Kingdom Under Fire has a great many game-play features, both on and off the field of battle. On the field, you will begin by ordering your various regiments to locations by map or just by moving the cursor over the desired area and pressing the “A” button. While en route, you can change your formation or use various abilities that you have learned. You can quickly switch to another troop by simply pulling the triggers and issuing new commands. This is where the strategy some into play. You must learn what troops are good for and position them accordingly. Your hero will command a force of infantry, and when you troops come into contact with the enemy, you seamlessly transition into the action game-play. You take control of your hero and fight face to face with your enemy using the attack buttons and creating a variety of combos or special attacks. This works flawlessly, and you can still switch back to other troops to give orders when fighting without worrying about the AI getting your hero killed, it will probably do a better job than you would. Of course you will be destined to fail unless you continue to upgrade and level yourself as well as your troops. This role-playing element requires you to gain exp. and gold on the battlefield and then upgrade when you get back to base. The leaders and the troops both will need various equipment upgrades, but only the leaders will need to spend exp. to level. This works very well, as your troop's skill is based on your leaders. The same is true on the battlefield, if you start getting whipped by elves you will notices your comrades start to die off. This innovative technique works out well and helps simplify a very complicated game.

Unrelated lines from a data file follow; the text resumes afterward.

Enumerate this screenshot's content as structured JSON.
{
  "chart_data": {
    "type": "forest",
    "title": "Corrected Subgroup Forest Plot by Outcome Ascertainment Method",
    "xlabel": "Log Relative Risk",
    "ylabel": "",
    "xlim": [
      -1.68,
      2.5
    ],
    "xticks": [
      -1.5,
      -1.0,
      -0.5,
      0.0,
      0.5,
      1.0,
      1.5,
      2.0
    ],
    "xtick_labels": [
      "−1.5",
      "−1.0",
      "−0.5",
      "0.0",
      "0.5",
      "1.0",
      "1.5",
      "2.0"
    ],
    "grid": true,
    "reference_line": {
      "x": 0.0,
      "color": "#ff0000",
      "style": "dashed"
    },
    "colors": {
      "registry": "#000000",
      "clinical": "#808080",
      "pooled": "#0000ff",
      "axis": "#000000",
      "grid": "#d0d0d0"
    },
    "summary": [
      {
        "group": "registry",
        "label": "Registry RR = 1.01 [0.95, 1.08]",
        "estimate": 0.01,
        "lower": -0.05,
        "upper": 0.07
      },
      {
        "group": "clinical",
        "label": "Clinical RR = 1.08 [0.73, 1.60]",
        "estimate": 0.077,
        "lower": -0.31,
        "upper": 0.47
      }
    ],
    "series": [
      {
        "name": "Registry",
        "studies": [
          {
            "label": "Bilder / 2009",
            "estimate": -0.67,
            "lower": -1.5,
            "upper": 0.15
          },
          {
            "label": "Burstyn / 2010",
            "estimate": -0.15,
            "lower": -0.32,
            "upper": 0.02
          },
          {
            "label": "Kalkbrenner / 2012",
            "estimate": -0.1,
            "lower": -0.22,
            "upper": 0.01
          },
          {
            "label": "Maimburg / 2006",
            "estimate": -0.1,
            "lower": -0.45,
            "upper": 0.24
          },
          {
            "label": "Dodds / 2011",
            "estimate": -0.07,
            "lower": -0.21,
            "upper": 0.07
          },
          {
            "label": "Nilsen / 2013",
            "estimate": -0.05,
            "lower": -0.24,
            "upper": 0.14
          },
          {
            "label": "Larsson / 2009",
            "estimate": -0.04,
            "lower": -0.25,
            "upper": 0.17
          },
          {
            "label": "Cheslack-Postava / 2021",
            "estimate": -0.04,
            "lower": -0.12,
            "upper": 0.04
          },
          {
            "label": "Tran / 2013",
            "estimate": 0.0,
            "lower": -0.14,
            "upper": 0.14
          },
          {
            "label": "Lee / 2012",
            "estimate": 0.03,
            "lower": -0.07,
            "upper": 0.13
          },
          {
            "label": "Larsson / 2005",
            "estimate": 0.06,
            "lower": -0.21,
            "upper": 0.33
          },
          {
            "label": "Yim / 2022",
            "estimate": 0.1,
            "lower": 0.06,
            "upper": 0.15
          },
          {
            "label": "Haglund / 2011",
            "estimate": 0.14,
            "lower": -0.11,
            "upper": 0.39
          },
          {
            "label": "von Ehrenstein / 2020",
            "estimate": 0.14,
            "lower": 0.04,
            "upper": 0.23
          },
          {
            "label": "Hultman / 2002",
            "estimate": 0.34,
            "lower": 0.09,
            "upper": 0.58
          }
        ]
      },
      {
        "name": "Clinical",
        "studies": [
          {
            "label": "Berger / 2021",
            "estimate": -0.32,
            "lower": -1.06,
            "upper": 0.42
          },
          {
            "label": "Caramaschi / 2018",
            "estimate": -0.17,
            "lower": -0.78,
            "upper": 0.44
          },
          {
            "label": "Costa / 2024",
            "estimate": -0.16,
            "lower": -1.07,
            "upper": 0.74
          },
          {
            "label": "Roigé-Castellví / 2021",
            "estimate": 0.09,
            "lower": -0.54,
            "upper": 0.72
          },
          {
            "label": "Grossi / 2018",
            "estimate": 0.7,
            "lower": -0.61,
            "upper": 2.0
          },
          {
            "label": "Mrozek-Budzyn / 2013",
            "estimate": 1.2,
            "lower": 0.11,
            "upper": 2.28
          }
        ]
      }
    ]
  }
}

The multi-player, which is Xbox Live only, is probably the weak point of the game if it has one. After signing on, the first thing you will have to do is create your army. Which I guarantee you will do wrong the first time, leading to your slaughter in the first match. You will also notice only a handful of servers online, and will have difficulty joining a match. However, if you have a decent connection then creating your own server is very easy and someone will join very quickly. Unfortunately, the game only supports 2 players at a time, but the option to change that is present but currently doesn’t work. This leads me to believe it may be changed with downloadable content. As far as lag, I didn’t experience any. If you pick a server with a good speed, which is displayed for you it just isn’t a problem, which is always nice. Once you get into a match, then the fun can begin, and it is very fun. It could definitely be improved with a bigger community and the ability for bigger maps with more players.
Kingdom Under Fire: Crusaders is a truly unique and enjoyable experience. The graphics are nothing short of amazing, especially considering the size of the maps, and the massive number of troops on screen. The brilliant soundtrack and excellent voice acting keep the game sounding great, and the story will keep you wrapped up in this medieval fantasy world. The well-combined elements of role-playing, strategy, and action make this a game you will not want to miss out on. Kingdom Under Fire does an amazing job, and will keep you playing for many many hours with its 4 campaigns and huge replay value. If you are looking for a truly different game that is just plain fun, look no further than Kingdom Under Fire: Crusaders.